The maximum amount you can borrow under this scheme is 30% of the property’s price. If you are also participating in the Help to Buy scheme for the property you are purchasing, the maximum borrowing limit within the First Home Affordable Purchase Shared Equity Scheme is reduced to 20% of the property’s price.

What is an Equity Loan?

The Government provides you with a loan and charges interest on this loan. Additionally, the Government acquires an ownership share in your property equal to the percentage of the property’s value that they have contributed. So, if the Government has contributed 10% of the funds through an equity loan, they own 10% of the property.

This differs from a traditional mortgage. Banks provide the funds and take a charge on the property as security. However, banks don’t acquire an ownership stake in the property. When you sell a property with a mortgage, you just repay the outstanding mortgage amount.

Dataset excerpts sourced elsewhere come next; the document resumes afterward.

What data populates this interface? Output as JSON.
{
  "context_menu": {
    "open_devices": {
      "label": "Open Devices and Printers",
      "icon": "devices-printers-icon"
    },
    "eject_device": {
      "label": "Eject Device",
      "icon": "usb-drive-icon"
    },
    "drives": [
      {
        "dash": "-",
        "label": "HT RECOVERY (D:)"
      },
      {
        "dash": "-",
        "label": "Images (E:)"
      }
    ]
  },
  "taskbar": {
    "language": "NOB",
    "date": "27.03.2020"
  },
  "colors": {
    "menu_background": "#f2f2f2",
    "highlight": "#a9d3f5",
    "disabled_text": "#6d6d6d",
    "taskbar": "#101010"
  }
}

However, when you sell a property with an equity loan, the lender is entitled to their percentage of the sales price. If the property’s value has appreciated, you will repay more than the initial loan. 

In the first five years, no interest is payable on the loan. Starting from the sixth year and lasting until the fifteenth year, an interest rate of 1.75% will apply. From the sixteenth year to the twenty-ninth year, an interest rate of 2.14% will apply. It’s important to note that unlike a typical mortgage, the repayments are interest-only, meaning you are not required to make any capital repayments.

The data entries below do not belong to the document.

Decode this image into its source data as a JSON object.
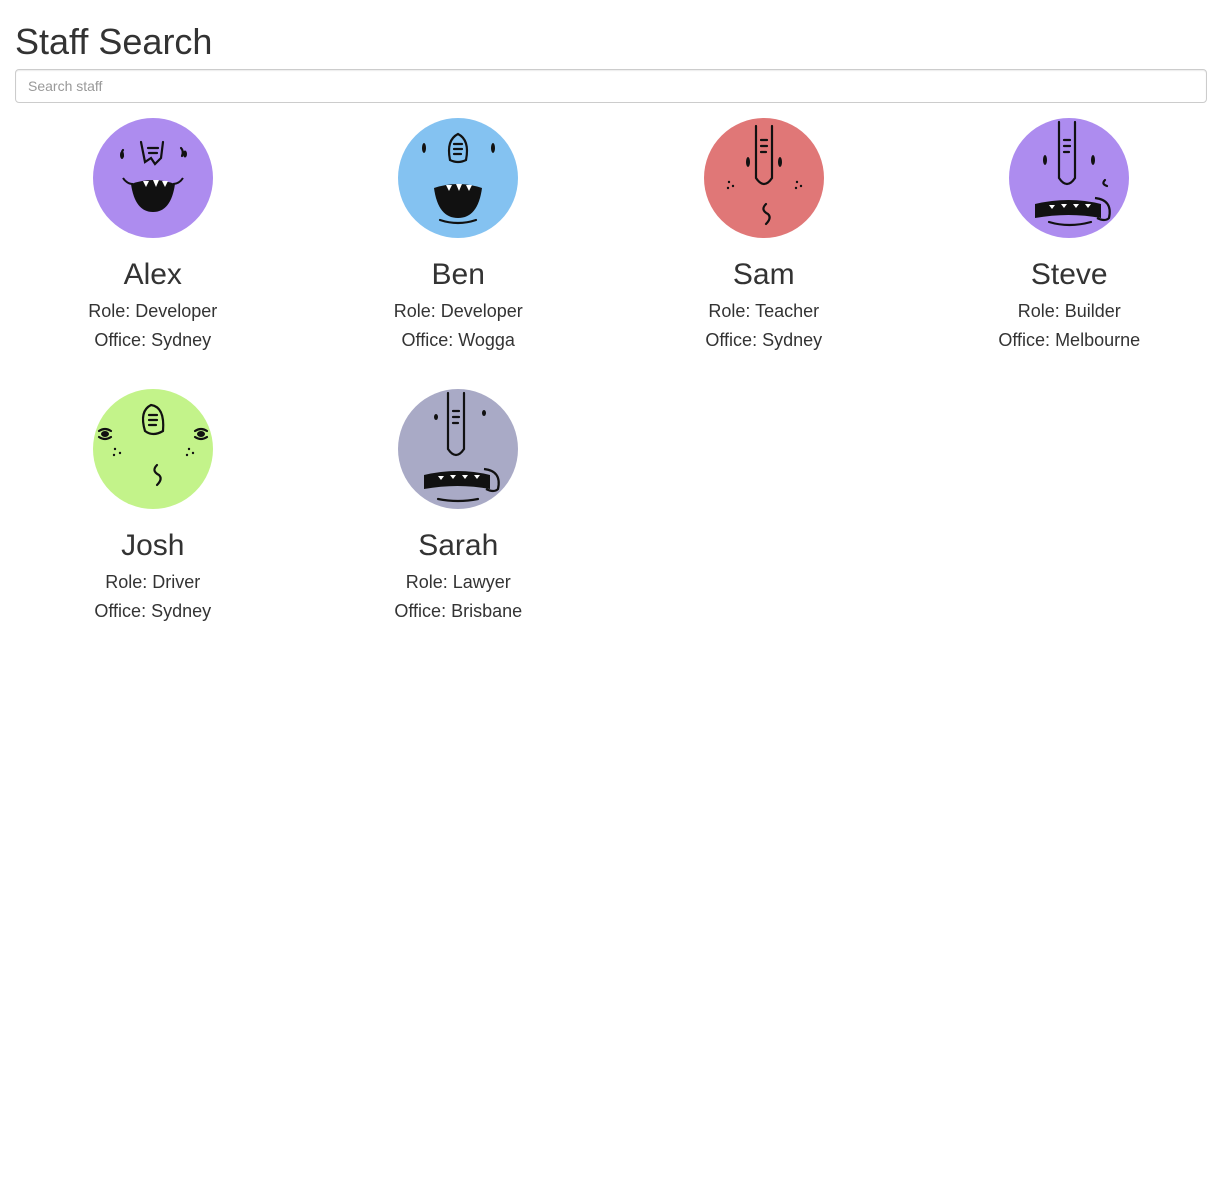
{
  "page": {
    "title": "Staff Search"
  },
  "search": {
    "placeholder": "Search staff",
    "value": ""
  },
  "labels": {
    "role_prefix": "Role: ",
    "office_prefix": "Office: "
  },
  "staff": [
    {
      "name": "Alex",
      "role": "Developer",
      "office": "Sydney",
      "avatar_color": "#ad8cef",
      "avatar_icon": "monster-face-icon"
    },
    {
      "name": "Ben",
      "role": "Developer",
      "office": "Wogga",
      "avatar_color": "#84c2f1",
      "avatar_icon": "monster-face-icon"
    },
    {
      "name": "Sam",
      "role": "Teacher",
      "office": "Sydney",
      "avatar_color": "#e07777",
      "avatar_icon": "monster-face-icon"
    },
    {
      "name": "Steve",
      "role": "Builder",
      "office": "Melbourne",
      "avatar_color": "#ad8cef",
      "avatar_icon": "monster-face-icon"
    },
    {
      "name": "Josh",
      "role": "Driver",
      "office": "Sydney",
      "avatar_color": "#c3f38a",
      "avatar_icon": "monster-face-icon"
    },
    {
      "name": "Sarah",
      "role": "Lawyer",
      "office": "Brisbane",
      "avatar_color": "#a9aac6",
      "avatar_icon": "monster-face-icon"
    }
  ]
}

Can I Avail of the Help to Buy Scheme in Addition to a Shared Equity Loan?

Yes, so long as you are a first time buyer who is eligible for the Help to Buy Scheme, you can avail of it in conjunction with the first home affordable purchase shared equity scheme. However, the maximum you can borrow is reduced to 20% of the purchase price.

So for example, if you were purchasing a property in Dublin for €400k with a couples salary of €70k, you could receive the Help to Buy rebate of €30k towards the deposit of the property meaning that you would need to have €45k in savings. 

A lending institution would lend €245k (3.5 times salary) meaning you are €80k short. This is where the First Home Affordable Purchase Shared Equity Scheme comes in. The State would provide a €80k equity loan in return for a 20% equity stake in the property.

So a couple earning €70k with savings of €45k could buy a property worth €400k. They would only technically own 80% of the property but would have full, unrestricted access to 100% of the property.